Labaton Sucharow & Rudoff LLP

New York City

Marcia Angell replies:

The agreement between Mr. Dubbs’s firm and Bristol-Myers Squibb, which I can well imagine was hard won (the company touts its “disclosure commitment” on its Web site without mentioning the class action settlement), is a step in the right direction, but there are important loopholes. For example, results need only be disclosed for clinical trials of drugs already on the market, not trials performed to get marketing approval from the FDA in the first place, and disclosure may be delayed for up to two years, and perhaps even longer under certain circumstances. And, of course, the agreement involves just one company.

What is needed is a statute that would require all drug companies to register all clinical trials at inception in a central, publicly administered database (not just the company’s own Web site), as a condition of enrolling human subjects. Registration should include enough details about how the proposed study will be performed to make it impossible to alter the trial in midstream to emphasize emerging positive results and suppress negative ones. When a trial is completed, the major results should be added without delay.

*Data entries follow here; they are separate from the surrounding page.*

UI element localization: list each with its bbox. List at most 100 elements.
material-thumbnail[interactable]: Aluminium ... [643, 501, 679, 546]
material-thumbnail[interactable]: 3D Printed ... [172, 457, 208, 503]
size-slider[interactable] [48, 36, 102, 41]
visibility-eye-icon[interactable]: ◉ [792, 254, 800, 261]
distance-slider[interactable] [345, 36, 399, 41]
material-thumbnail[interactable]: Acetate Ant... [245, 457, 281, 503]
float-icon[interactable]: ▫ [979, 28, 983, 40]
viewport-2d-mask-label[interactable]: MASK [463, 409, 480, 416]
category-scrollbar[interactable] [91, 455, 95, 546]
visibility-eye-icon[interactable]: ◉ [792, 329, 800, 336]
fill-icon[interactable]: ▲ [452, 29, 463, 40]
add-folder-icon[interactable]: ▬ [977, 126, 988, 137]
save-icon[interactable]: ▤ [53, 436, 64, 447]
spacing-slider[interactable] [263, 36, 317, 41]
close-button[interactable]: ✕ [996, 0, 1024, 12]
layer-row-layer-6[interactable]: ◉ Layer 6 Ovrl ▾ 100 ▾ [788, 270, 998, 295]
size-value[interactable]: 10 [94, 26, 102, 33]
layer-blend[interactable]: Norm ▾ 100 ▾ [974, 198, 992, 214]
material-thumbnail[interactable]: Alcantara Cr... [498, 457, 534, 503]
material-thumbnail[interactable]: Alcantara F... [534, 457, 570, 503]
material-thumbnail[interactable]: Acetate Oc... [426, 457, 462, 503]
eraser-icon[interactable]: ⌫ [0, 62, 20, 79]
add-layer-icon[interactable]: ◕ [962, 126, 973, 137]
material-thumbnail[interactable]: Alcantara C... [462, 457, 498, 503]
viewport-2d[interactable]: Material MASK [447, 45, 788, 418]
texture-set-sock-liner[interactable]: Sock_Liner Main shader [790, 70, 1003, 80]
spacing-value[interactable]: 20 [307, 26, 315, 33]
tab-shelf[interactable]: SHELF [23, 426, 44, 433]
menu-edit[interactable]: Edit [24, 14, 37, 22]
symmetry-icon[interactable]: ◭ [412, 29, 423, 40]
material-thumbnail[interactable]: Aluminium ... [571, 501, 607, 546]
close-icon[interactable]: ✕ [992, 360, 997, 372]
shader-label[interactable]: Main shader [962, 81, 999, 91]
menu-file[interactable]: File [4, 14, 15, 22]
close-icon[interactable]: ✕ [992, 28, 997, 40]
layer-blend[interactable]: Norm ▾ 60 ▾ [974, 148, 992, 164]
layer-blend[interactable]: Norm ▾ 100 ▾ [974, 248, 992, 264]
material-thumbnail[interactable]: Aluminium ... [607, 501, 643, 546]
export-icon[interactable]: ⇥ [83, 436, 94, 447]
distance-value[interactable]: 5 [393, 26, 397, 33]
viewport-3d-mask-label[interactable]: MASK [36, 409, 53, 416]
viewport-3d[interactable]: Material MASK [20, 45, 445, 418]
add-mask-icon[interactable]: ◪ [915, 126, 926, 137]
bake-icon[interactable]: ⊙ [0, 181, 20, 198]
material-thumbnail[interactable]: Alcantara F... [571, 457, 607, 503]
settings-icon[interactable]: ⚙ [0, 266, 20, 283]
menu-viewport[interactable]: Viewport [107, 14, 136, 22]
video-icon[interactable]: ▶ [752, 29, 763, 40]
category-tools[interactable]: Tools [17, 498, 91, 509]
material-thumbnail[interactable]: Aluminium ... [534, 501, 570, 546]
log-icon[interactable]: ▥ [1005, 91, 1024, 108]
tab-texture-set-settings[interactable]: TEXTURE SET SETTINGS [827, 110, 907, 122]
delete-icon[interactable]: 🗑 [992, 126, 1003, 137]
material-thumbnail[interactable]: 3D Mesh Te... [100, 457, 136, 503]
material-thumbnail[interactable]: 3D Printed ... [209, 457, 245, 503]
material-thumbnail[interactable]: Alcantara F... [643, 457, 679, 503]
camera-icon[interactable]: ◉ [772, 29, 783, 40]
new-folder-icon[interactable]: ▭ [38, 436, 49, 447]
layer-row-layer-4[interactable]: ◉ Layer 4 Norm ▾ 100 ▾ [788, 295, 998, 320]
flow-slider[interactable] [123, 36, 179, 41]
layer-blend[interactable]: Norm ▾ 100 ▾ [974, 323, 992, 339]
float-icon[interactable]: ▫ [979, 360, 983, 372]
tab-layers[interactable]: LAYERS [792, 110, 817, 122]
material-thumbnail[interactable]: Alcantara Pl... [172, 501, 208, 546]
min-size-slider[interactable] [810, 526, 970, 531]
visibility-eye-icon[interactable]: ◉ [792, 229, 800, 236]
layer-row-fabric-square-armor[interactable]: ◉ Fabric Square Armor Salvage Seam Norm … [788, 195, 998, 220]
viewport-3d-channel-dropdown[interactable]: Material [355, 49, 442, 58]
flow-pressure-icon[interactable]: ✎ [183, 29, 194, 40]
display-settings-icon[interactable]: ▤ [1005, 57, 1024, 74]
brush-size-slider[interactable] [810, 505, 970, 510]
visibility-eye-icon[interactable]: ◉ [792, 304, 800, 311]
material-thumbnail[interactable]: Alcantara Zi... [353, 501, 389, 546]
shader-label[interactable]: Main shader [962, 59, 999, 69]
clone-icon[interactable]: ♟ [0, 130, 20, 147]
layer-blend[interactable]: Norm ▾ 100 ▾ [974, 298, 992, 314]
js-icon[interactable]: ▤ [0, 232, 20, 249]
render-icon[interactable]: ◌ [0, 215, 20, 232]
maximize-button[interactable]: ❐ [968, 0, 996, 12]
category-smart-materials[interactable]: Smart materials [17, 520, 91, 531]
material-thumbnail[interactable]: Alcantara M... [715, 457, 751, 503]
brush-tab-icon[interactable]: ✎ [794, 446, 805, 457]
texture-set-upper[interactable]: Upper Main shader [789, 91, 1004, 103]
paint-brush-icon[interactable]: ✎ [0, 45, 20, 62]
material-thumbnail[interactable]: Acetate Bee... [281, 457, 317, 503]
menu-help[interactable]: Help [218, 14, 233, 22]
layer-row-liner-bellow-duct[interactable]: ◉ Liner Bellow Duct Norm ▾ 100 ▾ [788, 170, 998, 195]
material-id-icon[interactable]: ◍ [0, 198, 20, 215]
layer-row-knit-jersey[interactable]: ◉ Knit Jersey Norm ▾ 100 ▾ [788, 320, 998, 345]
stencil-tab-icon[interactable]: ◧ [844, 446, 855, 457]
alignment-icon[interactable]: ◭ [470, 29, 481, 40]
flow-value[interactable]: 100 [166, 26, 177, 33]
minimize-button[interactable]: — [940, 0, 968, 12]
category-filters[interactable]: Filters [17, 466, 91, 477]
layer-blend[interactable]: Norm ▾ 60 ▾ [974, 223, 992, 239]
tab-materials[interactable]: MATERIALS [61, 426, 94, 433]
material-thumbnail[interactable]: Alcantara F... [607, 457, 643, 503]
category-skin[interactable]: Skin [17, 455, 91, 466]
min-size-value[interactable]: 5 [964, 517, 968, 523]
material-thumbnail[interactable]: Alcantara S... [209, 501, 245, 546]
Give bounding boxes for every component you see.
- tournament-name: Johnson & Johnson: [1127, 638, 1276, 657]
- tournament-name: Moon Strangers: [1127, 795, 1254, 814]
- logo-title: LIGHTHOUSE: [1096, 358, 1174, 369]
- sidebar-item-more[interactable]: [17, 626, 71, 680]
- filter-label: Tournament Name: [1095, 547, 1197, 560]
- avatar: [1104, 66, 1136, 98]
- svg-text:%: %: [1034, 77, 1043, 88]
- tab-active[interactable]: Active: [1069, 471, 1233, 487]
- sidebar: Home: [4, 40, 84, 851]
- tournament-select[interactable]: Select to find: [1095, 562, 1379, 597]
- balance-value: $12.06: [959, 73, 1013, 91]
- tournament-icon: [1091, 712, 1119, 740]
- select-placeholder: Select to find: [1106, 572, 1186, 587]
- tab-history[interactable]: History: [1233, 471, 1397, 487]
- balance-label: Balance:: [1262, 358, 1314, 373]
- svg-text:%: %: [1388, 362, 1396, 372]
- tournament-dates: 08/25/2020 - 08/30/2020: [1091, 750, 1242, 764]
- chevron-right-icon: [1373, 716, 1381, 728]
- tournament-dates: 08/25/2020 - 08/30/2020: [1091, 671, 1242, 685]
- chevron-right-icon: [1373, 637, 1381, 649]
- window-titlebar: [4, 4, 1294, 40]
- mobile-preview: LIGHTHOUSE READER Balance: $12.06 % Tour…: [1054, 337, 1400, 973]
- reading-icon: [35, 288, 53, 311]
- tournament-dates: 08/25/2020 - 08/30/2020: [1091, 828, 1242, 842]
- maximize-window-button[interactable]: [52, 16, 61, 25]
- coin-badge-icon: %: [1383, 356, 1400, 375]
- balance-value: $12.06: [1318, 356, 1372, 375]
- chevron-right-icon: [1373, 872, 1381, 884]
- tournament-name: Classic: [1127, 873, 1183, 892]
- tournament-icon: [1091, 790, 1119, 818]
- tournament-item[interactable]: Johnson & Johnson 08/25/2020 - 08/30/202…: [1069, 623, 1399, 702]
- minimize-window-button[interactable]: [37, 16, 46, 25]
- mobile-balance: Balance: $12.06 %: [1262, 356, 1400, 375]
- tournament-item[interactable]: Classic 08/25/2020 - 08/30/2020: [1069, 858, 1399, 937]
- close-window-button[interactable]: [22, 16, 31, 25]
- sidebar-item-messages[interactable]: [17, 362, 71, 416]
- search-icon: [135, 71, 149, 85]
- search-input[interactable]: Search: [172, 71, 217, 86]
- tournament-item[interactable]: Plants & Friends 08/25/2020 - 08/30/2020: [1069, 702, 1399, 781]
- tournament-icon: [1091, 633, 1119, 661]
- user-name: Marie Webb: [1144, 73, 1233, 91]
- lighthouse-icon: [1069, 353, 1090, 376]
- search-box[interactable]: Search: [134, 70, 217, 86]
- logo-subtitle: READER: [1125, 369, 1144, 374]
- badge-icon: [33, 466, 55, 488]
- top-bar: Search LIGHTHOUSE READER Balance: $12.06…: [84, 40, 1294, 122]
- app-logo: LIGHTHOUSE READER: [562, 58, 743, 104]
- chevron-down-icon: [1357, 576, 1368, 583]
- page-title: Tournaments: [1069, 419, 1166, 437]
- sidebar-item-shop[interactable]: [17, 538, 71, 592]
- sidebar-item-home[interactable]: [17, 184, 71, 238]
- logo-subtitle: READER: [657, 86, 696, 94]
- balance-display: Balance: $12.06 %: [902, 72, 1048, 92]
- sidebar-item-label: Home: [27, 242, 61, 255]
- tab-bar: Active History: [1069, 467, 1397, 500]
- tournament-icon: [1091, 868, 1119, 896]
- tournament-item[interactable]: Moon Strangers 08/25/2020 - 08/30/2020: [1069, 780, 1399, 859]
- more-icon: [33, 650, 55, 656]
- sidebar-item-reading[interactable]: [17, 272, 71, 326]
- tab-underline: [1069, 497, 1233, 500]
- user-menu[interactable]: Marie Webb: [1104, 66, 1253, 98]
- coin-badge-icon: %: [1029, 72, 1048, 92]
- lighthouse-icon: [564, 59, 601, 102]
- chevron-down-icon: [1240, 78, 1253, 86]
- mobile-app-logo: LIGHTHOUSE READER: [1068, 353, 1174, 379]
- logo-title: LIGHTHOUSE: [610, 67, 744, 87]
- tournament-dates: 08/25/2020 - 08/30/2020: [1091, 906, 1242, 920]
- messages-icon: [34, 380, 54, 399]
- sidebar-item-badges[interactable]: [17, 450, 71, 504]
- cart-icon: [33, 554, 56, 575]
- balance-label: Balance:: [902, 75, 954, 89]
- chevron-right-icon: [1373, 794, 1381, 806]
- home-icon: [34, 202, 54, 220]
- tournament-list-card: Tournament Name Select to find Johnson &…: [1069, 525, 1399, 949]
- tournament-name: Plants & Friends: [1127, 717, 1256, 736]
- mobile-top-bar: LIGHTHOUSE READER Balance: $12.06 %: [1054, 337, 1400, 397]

Companies protest that disclosing results before FDA approval would jeopardize their competitive position, but that is not a persuasive argument. Drugs are almost always patented well before clinical trials begin, so disclosure would not permit competitors to beat a company to the patent office. It is conceivable, though not likely, that competitors might learn sooner than they otherwise would about pitfalls to avoid in developing similar drugs; but that would be a gain for the public that should outweigh any proprietary interest. I can only conclude that drug companies’ resistance to registering all trials and promptly disclosing results means they have something to hide.